= Engel-Yurt =

Village in Gudermessky District, Chechen Republic, Russia

Engel-Yurt (Энгель-Юрт, Энгал-Юрт,) is a rural locality (a selo) in Gudermessky District, Chechnya.

== Administrative and municipal status ==
Municipally, Engel-Yurt is incorporated as Engel-Yurtovskoye rural settlement. It is the administrative center of the municipality and is the only settlement included in it.

== Geography ==

Map of Gudermessky District with Engel-Yurt highlighted

Engel-Yurt is located on the left bank of the Aksai River, not far from the border with Dagestan. It is 24 km east of the city of Gudermes and 60 km north-east of the city of Grozny.

The nearest settlements to Engel-Yurt are Khangish-Yurt and Azamat-Yurt in the north-west, Karasuv-Otar in the north, Aksai in the north-east, Razak-Otar in the east, Gerzel-Aul in the south-east, and Kadi-Yurt and Biltoy-Yurt in the south-west.

== History ==
Engel-Yurt was founded in 1770.

In 1944, after the genocide and deportation of the Chechen and Ingush people and the Chechen-Ingush ASSR was abolished, the village of Engel-Yurt was renamed, and was settled by people from the neighbouring republic of Dagestan. From 1944 to 1957, it was a part of the Dagestan ASSR.

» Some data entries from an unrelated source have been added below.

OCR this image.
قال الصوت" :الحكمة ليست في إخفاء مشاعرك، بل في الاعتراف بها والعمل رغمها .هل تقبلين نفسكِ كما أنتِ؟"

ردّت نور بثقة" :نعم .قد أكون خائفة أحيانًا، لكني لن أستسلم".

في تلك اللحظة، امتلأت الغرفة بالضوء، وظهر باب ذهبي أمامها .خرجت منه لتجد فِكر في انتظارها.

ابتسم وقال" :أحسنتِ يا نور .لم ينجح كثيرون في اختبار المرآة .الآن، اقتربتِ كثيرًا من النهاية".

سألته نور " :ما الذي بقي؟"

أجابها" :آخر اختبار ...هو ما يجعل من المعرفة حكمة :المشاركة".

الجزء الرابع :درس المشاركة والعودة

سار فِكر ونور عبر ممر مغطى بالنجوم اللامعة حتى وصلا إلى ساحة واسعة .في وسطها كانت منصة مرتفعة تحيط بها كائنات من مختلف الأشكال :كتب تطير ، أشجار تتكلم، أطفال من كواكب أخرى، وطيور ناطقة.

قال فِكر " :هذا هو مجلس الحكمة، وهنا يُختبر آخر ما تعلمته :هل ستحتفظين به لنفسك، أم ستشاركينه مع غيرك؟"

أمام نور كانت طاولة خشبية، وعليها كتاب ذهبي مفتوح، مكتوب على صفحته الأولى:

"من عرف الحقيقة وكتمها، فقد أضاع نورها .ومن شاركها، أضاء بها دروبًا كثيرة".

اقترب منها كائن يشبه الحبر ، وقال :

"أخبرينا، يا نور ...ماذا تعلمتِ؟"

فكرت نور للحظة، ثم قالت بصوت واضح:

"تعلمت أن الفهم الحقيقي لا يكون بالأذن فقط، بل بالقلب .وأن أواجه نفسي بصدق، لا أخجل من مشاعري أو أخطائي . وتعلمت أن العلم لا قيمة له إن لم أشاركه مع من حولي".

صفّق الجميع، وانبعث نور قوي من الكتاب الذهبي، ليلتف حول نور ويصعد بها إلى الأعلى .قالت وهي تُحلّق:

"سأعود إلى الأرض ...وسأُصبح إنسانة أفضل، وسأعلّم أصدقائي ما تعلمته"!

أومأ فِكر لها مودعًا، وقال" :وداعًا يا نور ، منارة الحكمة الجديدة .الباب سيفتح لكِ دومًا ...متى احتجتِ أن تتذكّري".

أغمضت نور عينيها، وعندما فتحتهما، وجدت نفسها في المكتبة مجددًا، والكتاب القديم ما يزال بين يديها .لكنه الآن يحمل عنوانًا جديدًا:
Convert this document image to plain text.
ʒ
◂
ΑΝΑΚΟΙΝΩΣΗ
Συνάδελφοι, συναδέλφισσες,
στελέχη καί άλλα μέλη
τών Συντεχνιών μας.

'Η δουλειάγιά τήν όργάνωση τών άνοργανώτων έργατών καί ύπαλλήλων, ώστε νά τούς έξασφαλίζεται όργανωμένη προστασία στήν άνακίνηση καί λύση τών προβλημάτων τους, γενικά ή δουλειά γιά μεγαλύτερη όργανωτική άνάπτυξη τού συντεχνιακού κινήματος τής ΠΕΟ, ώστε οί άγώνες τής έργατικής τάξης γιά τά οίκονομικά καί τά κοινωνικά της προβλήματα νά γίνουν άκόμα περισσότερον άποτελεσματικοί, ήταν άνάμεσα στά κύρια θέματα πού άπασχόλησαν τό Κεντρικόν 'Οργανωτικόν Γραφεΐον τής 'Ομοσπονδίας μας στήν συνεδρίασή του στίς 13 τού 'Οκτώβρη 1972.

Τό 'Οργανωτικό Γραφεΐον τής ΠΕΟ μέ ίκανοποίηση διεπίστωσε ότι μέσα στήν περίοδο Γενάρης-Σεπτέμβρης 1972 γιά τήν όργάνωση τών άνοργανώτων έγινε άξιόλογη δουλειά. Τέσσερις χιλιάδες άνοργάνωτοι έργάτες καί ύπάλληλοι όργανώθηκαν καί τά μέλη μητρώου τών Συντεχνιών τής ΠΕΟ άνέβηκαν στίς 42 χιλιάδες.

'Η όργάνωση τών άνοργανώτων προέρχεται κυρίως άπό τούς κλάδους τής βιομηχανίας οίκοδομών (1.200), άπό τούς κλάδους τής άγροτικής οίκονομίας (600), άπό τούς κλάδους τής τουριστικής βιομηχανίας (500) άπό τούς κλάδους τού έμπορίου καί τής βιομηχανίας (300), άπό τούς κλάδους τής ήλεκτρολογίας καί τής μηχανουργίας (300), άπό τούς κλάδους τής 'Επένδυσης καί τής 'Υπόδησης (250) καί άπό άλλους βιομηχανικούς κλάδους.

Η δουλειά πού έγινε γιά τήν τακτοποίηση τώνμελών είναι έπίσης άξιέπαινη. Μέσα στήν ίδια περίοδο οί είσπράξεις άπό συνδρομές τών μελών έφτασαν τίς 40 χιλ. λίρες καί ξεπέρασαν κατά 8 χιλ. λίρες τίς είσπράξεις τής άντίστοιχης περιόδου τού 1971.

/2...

In 1957, when the Vaynakh people returned and the Chechen-Ingush ASSR was restored, the village regained its old name, Engel-Yurt.

== Population ==
- 1990 Census: 4,011
- 2002 Census: 5,496
- 2010 Census: 4,458
- 2020 estimate: 5,856

According to the results of the 2010 Census, the majority of residents of Engel-Yurt were ethnic Chechens.

== Teips ==
Residents of Engel-Yurt come from the following teips:
- Aitkhalloy
- Engenoy
- Kurchaloy
- Biltoy
- Zandakoy
- Shonoy

== Education ==
Engel-Yurt hosts two secondary schools.